Still, he maintained the façade of democratic credibility through the rest of the decade. At the end of 2009, a Human Rights Watch official declared that the younger Mr. Gadhafi was among the human-rights “loudmouths” who were part of the country’s “forces of reform,” and the organization reported that he was “open to listening to criticism of [Libya’s]human rights record” after Saif’s own human-rights organization had openly criticized his father’s record of torture and imprisonment.
In 2009, he reformed Libya’s prison system, freeing Mohammed Busidra, the only survivor of the 1996 massacre in which his father’s forces had slain 1,200 Islamist prisoners. (The families of the massacre’s victims would be the main actors behind this year’s Libyan uprising).
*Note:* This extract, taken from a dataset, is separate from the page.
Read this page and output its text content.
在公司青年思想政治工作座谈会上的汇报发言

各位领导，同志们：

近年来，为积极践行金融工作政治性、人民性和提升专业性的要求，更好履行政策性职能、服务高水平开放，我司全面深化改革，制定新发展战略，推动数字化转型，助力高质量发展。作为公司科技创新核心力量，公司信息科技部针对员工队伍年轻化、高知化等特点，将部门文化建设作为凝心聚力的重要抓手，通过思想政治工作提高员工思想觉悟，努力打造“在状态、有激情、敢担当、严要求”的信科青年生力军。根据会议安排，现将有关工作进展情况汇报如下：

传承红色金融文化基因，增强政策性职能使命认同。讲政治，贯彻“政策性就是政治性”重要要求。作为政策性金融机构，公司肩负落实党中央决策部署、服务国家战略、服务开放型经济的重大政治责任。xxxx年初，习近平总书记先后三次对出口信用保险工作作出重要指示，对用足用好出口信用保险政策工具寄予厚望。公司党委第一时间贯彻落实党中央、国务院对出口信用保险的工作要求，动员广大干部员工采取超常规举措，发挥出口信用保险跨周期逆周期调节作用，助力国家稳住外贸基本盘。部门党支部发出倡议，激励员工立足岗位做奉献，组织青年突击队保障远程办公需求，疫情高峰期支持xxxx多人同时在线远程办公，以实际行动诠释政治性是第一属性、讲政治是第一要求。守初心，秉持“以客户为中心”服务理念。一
But all along, nothing seemed quite right.
His democracy and human-rights initiatives rarely went anywhere. His dissertation proved to have been heavily plagiarized.
In retrospect, it was clearly all a bid for self-preservation. Saif wanted to have credibility, influence, famous friends and glamorous meetings in the capitals of the West and the Middle East, while at the same time maintaining his status as heir to the throne and his source of lavish profits stolen from the Libyan people by raiding their oil revenues and taking side-payments for commercial contracts. He could pave over the paradox of this position by using the language of careful, gradual reform. A better Libya was always in the future.
In the end, faced with the sudden prospect of rapid and real reform, it became all too clear where his genuine loyalties lay. As he faces trial, he will have a far harder time squaring that circle and explaining why his lofty words amounted to so little.